I guess height is not really an issue for most average sized people but for those at either end of the bell curve I guess it takes on a huge significance.

The shorter guy in general may be better finding a woman who is not height obsessed but who may be taller than him, and that may present another issue...

 

Obviously this shorter guy is not worried about his statuesque model gf being taller than him but some men are.
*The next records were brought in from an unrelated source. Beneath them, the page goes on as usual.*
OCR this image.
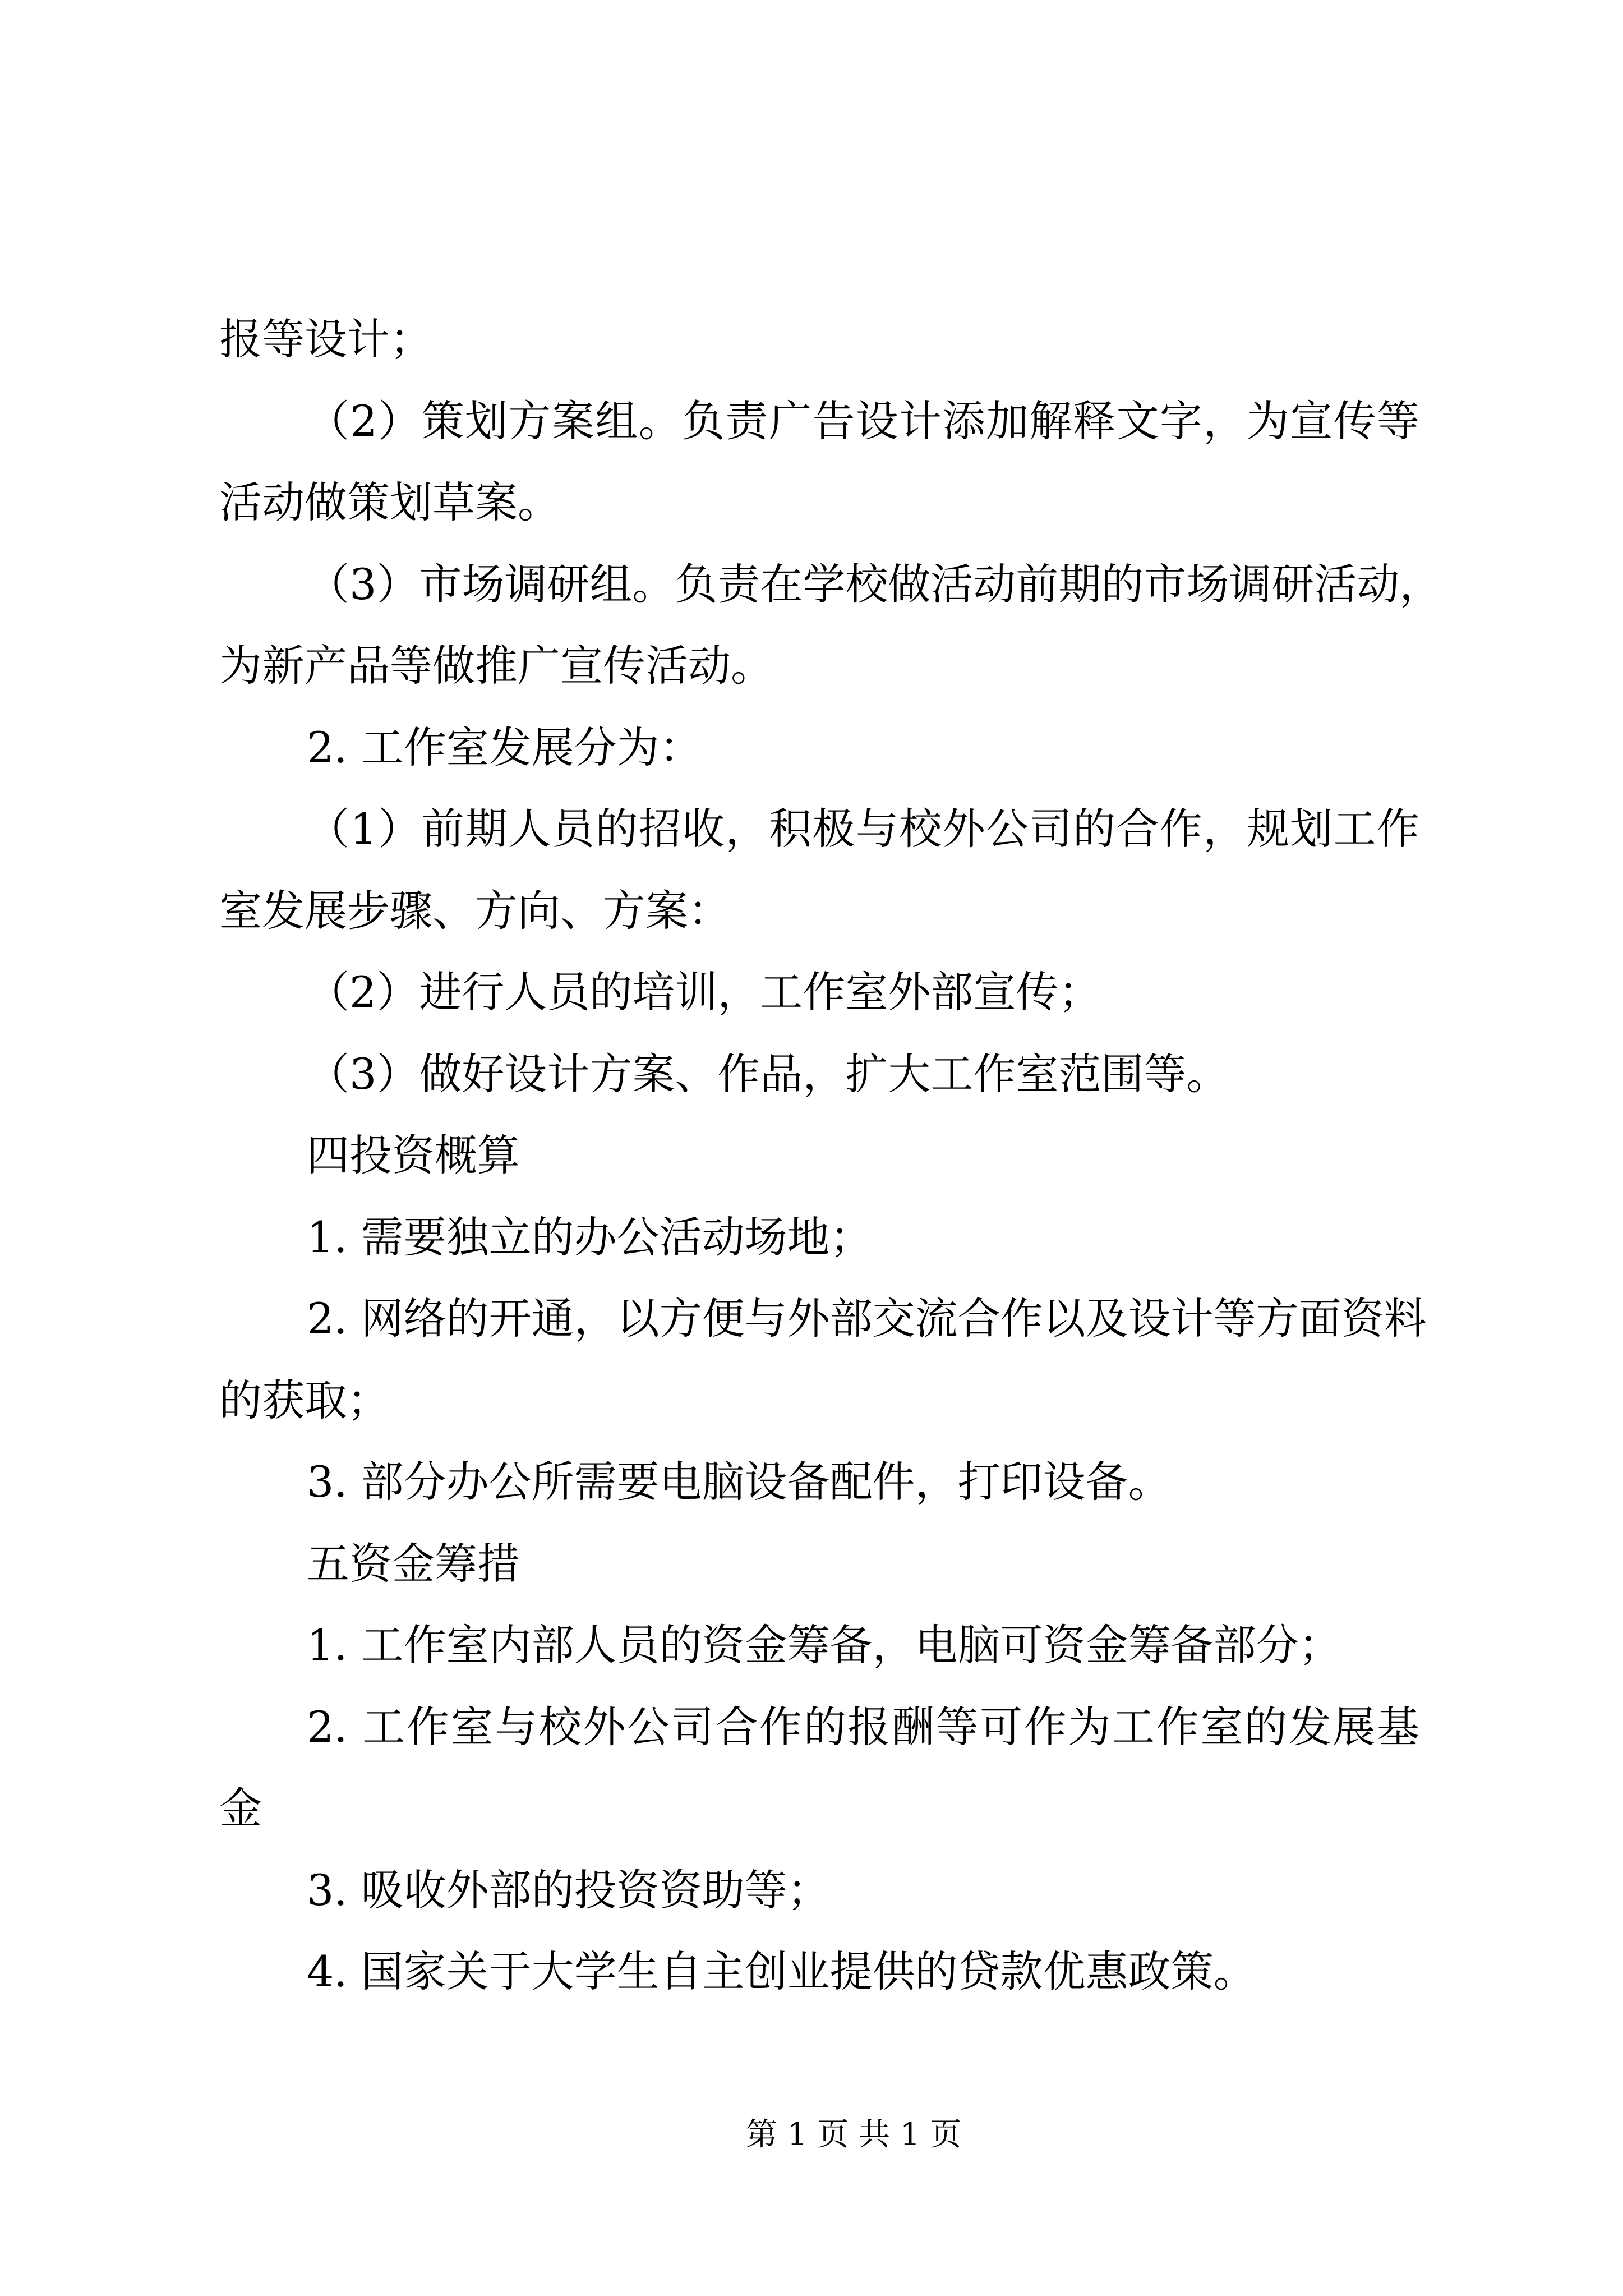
报等设计；
（2）策划方案组。负责广告设计添加解释文字，为宣传等
活动做策划草案。
（3）市场调研组。负责在学校做活动前期的市场调研活动，
为新产品等做推广宣传活动。
2. 工作室发展分为：
（1）前期人员的招收，积极与校外公司的合作，规划工作
室发展步骤、方向、方案：
（2）进行人员的培训，工作室外部宣传；
（3）做好设计方案、作品，扩大工作室范围等。
四投资概算
1. 需要独立的办公活动场地；
2. 网络的开通，以方便与外部交流合作以及设计等方面资料
的获取；
3. 部分办公所需要电脑设备配件，打印设备。
五资金筹措
1. 工作室内部人员的资金筹备，电脑可资金筹备部分；
2. 工作室与校外公司合作的报酬等可作为工作室的发展基
金
3. 吸收外部的投资资助等；
4. 国家关于大学生自主创业提供的贷款优惠政策。
第 1 页 共 1 页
At 5'8 though, he is not really that "short" in reality. Short compared to the OP yes, but not that far off average really.

Posted
Of course, this code could have more than one meaning.

 

If I was writing that comment, it would be code for "I want a guy who doesn't care when I'm taller than him". It certainly wouldn't mean "don't bother if you're short".

 

I doubt most women are conveying it as you would. ;):rolleyes:

 

Anyway, it's irrelevant to this post.

Posted

I had a friend much like you, whom I grew up with.

 

Constantly jealous, taller and flashed more cash, but couldn't figure out why I was going out often with girls he wanted. He often would even try to sabotage me.

 

Truth was that he was just incredibly insecure.

 

The first step for you to not be this way is to genuinely wish your friend the best, and be happy for him.

 

That alone will improve your vibe. And vibe is literally the most important thing for men to have.

 

Yours happens to be very resentful, very insecure, and very much a victim mentality. Basically very negative.

 

It doesn't go over well. Nor should it.

Posted
^^^^^

Best relationship advice there is. The best thing you can do is to learn how to make people 1. feel good about themselves and 2. feel good in general when they're around you.

 

Ask yourself this; do you really want to date a woman who is obsessed superficial characteristics like height? I can see a woman wanting to date a fit guy who takes care of himself (i.e. not morbidly obese..). But they're going to have a tough time in the dating world if they're looking for a guy who is 6'+ with a six-pack.. I, personally, am not into heavy set women. I have tried to date a few of them in the past because they were nice gals but I just wasn't physically attracted to them.

 

I have been shot down by women who didn't like my hair length, my goatee, etc.. etc.. I even had one state that I had "too much muscle" when I'm 5'10'' and tip the scales at between 190lbs... I don't get discouraged because these aren't the things that make for a healthy or fun relationship.

 

I have told this story before but I have a buddy who is 5'8'' (if he's lucky) and weighs nearly 300lbs. He has dated some beautiful women over the years as he's down-to-earth, fun, charming and easy to be around. I have another friend who is 5'5'', 130lbs and I refer to him as "Golum" as a joke. He has two children with a beautiful, wonderful woman and it's all because he's a very charismatic individual.

 

Personality goes a long way in the dating world.

Posted

If you are foolish enough to fall into the trap of comparing your life to other peoples, then you are probably unaware of lots of other things as well.

 

You need to learn to see inspiration, instead of envy. Comparing your life to others also indicates that the ego is particularly strong and this means your vibe and how you connect with others will suffer.

 

I don't care how much other people have, because I already have everything I need within (I didn't always feel this way).

 

When you focus less on the external (what other people have, what they are doing compared to you, or what girl they are with), you focus instead within. Then you do not feel so much resistance. You don't feel the need to ''perform'', you just are. People can take you, or leave you, it doesn't matter.

 

But when you focus on the external, you want to prove yourself, you want what other people have, you feel envious, inferior, superior, you can't be truly comfortable in your own skin because you are worrying about someone elses.